The Morality We Bring with our Existence
We have argued in other posts here that the universe exhibits an intentionality that manifests as intuition through the intuition of its Meaning (the final purpose of everything). Nevertheless, the universe cannot modify its own nature and it has no consciousness of itself; it is incapable of making deliberate decisions – its actions are always therefore intuitive ones, blundering rather than flowing through intention. Seen in this way, we can say that the universe has evolved into its laws via a blind process of selection through trial and error. In turn, the laws have sustained a directionality of accidental evolutions that have developed their own intentionality, and allowing for the creation of the meaningfulness of existence through the presence of consciousness in the universe – albeit, a consciousness that is experienced not by the thing-in-itself, but by its individual parts.
The state of existence through consciousness, i.e. the Ideal State, should be considered as the first realisation of Meaning in a full sense (with a capital M). This Meaning that comes from perceiving and knowing, must be measured qualitatively against the blind, intuitive cosmic purposiveness beginning with the primordial spark of intuition which first produced dimensionality, then matter and forms in that dimensionality, out of the meaningless void that preceded it.
At the physical level of reality the difference between the Ideal State and the matter and forms of reality created through trial and error are (almost) irrelevant – once meaning is intuited by the universe it becomes an essential part of it. However, from a qualitative standpoint the difference is existentially immense and deeply profound.

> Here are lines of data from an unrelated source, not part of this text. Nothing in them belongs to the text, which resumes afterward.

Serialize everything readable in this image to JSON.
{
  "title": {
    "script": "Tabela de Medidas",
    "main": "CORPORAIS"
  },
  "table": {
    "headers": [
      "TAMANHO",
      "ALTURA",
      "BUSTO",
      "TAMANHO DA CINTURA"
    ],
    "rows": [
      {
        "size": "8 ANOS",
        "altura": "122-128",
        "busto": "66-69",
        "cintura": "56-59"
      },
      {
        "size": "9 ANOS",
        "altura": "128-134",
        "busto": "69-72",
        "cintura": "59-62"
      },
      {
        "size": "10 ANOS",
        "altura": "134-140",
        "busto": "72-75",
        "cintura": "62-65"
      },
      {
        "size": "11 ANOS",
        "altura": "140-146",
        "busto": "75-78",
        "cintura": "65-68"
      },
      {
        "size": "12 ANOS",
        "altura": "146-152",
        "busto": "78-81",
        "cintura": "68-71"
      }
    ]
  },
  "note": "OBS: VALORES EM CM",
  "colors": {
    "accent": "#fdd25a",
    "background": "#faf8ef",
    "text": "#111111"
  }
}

Because of this qualitative difference that we, as the knowing, conscious, and (potentially) rational components of the universe, all possess in ourselves, our being here is impressed with a cosmological importance and moral responsibility at an existential level of everything that points to another kind of humanity, vastly different from the kind of individuals being produced by civilisation as we understand it today. In other words, we are just not who we should be.
This is not because the truth concerning our reason for being here is so hard to understand or find, but because it is so difficult to accept, for all the responsibilities such an acceptance contains.

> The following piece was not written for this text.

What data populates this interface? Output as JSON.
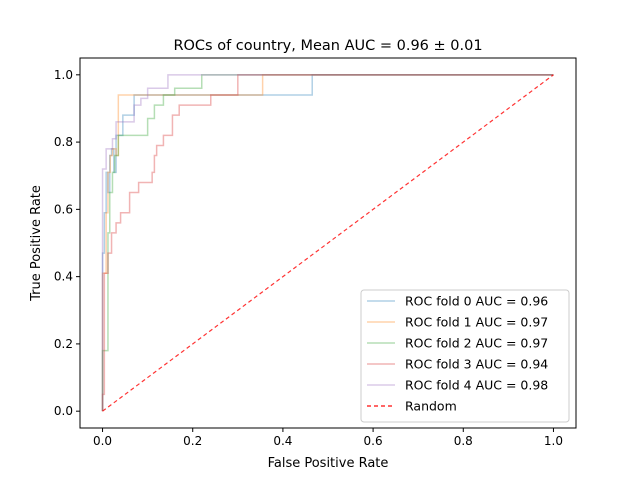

The first moral lesson to be taken from this is that:
The world (universe) does not exist for me/us, I/we exist for the world (universe).
I live in a surrounding world that I exist for, as through my existence the world attains a part of its Being (where Being = being perceived and cognised).

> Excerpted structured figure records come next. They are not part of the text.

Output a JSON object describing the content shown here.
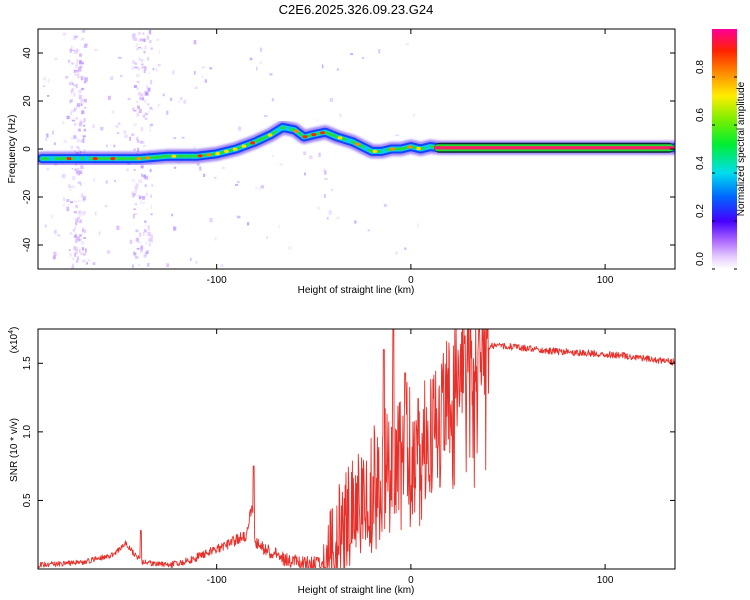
{
  "title": "C2E6.2025.326.09.23.G24",
  "chart_data": [
    {
      "type": "heatmap",
      "name": "spectrogram",
      "xlabel": "Height of straight line (km)",
      "ylabel": "Frequency (Hz)",
      "xlim": [
        -192,
        136
      ],
      "ylim": [
        -50,
        50
      ],
      "xticks": [
        -100,
        0,
        100
      ],
      "xtick_labels": [
        "-100",
        "0",
        "100"
      ],
      "yticks": [
        -40,
        -20,
        0,
        20,
        40
      ],
      "ytick_labels": [
        "-40",
        "-20",
        "0",
        "20",
        "40"
      ],
      "ridge": {
        "x": [
          -190,
          -175,
          -160,
          -150,
          -140,
          -125,
          -110,
          -100,
          -90,
          -80,
          -72,
          -66,
          -60,
          -55,
          -50,
          -44,
          -38,
          -30,
          -25,
          -20,
          -15,
          -10,
          -5,
          0,
          5,
          10,
          15,
          136
        ],
        "y": [
          -4,
          -4,
          -4,
          -4,
          -4,
          -3,
          -3,
          -2,
          0,
          3,
          6,
          9,
          8,
          5,
          6,
          7,
          5,
          3,
          1,
          -1,
          -1,
          0,
          0,
          1,
          0,
          1,
          0.5,
          0.5
        ]
      },
      "colorbar": {
        "label": "Normalized spectral amplitude",
        "ticks": [
          0.0,
          0.2,
          0.4,
          0.6,
          0.8
        ],
        "tick_labels": [
          "0.0",
          "0.2",
          "0.4",
          "0.6",
          "0.8"
        ],
        "range": [
          0,
          1
        ]
      }
    },
    {
      "type": "line",
      "name": "snr",
      "xlabel": "Height of straight line (km)",
      "ylabel": "SNR (10 * v/v)",
      "scale_label": "(x10",
      "scale_exp": "4",
      "scale_close": ")",
      "xlim": [
        -192,
        136
      ],
      "ylim": [
        0,
        1.75
      ],
      "xticks": [
        -100,
        0,
        100
      ],
      "xtick_labels": [
        "-100",
        "0",
        "100"
      ],
      "yticks": [
        0.5,
        1.0,
        1.5
      ],
      "ytick_labels": [
        "0.5",
        "1.0",
        "1.5"
      ],
      "series_color": "#e8302a",
      "envelope": {
        "x": [
          -192,
          -170,
          -155,
          -150,
          -147,
          -143,
          -138,
          -125,
          -115,
          -105,
          -95,
          -85,
          -82,
          -80,
          -75,
          -65,
          -55,
          -45,
          -40,
          -37,
          -33,
          -28,
          -23,
          -18,
          -13,
          -8,
          -3,
          2,
          7,
          12,
          17,
          22,
          27,
          32,
          37,
          45,
          55,
          65,
          75,
          85,
          100,
          115,
          125,
          136
        ],
        "y": [
          0.03,
          0.05,
          0.1,
          0.14,
          0.2,
          0.12,
          0.05,
          0.03,
          0.06,
          0.12,
          0.18,
          0.25,
          0.45,
          0.2,
          0.15,
          0.08,
          0.04,
          0.04,
          0.15,
          0.3,
          0.4,
          0.45,
          0.55,
          0.65,
          0.75,
          0.82,
          0.9,
          0.95,
          1.0,
          1.1,
          1.3,
          1.45,
          1.52,
          1.58,
          1.62,
          1.63,
          1.62,
          1.6,
          1.59,
          1.58,
          1.57,
          1.55,
          1.53,
          1.51
        ]
      },
      "spikes": [
        {
          "x": -139,
          "y": 0.28
        },
        {
          "x": -81,
          "y": 0.75
        },
        {
          "x": -14,
          "y": 1.6
        },
        {
          "x": -9,
          "y": 1.75
        },
        {
          "x": -3,
          "y": 1.43
        }
      ]
    }
  ]
}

The world exists for me, but only because I exist for it. If I were not part of the world’s intuitively developed intention for existence I would never have existed myself. Around me are other subjective, cognitive beings that also exist for the world. In my synthetic activity with the other subjective beings that I am connected with the world becomes constituted in an originally perceived way that grants the world an original form of existence. Our experience and observations regarding our lives in the world around us is an enriching experience not only for us, as subjective agents, but also (more importantly) for the world itself as the object of our original perception.
The amalgamation of all these original syntheses of perception belonging to humanity and other perceiving organisms (in past, present and future states) make up the grand synthesis which constitutes the existence of the universe. It is from this perception of reality that an authentic and spiritually honest morality for all humanity can be constructed.